Families of the victims have expressed fears about bringing suspects, including alleged September 11, 2001 mastermind Khalid Sheikh Mohammed, to US soil and trying them in a federal court with the same constitutional rights US citizens enjoy.
But Clinton said Attorney General Eric Holder’s decision on Friday should be respected and would not have been made unless the authorities were absolutely sure New York could handle the security challenges posed by the trial.
“All believe that New York City not only can handle this, but that it is appropriate to go forward in the very area where these people launched this horrific attack against us,” Clinton told “Meet the Press” on NBC news.

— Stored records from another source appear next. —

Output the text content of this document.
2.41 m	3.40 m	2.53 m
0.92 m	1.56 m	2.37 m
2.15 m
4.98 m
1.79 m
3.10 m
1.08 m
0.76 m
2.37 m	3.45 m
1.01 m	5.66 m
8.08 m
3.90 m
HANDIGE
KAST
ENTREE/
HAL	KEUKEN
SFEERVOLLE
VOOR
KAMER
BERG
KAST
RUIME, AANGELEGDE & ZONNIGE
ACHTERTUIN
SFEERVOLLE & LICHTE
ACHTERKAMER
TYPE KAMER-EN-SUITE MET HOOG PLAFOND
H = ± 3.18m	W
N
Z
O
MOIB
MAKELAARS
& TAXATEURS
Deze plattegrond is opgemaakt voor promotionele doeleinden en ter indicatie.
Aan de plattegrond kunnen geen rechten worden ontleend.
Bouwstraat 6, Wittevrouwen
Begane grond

“I was a Senator from New York, and I want to see them brought to justice. The most important thing for me is that you know, they pay the ultimate price for what they did to us on 9/11.
“And if the attorney general and veteran prosecutors think this is the best way to achieve that outcome then I think that they should be given the right to move forward as they see appropriate.”

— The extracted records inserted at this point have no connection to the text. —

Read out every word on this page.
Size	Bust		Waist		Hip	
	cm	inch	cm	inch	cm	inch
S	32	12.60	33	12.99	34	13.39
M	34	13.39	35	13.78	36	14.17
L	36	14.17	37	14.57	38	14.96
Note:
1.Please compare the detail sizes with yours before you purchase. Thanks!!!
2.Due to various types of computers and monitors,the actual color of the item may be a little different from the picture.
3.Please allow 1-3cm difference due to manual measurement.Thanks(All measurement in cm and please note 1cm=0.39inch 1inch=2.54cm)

President Barack Obama’s political foes warn the decision will harm efforts to combat terrorism and say the men should be tried in military commissions, seen by many relatives of the victims as the safer, tougher option.
“Obviously, it’s a very painful experience for families to have to go through,” said Clinton. “That is something that you know, pains me.”
“But we are a nation of laws. And we have two different venues for holding these people accountable -- the military commissions and our federal courts.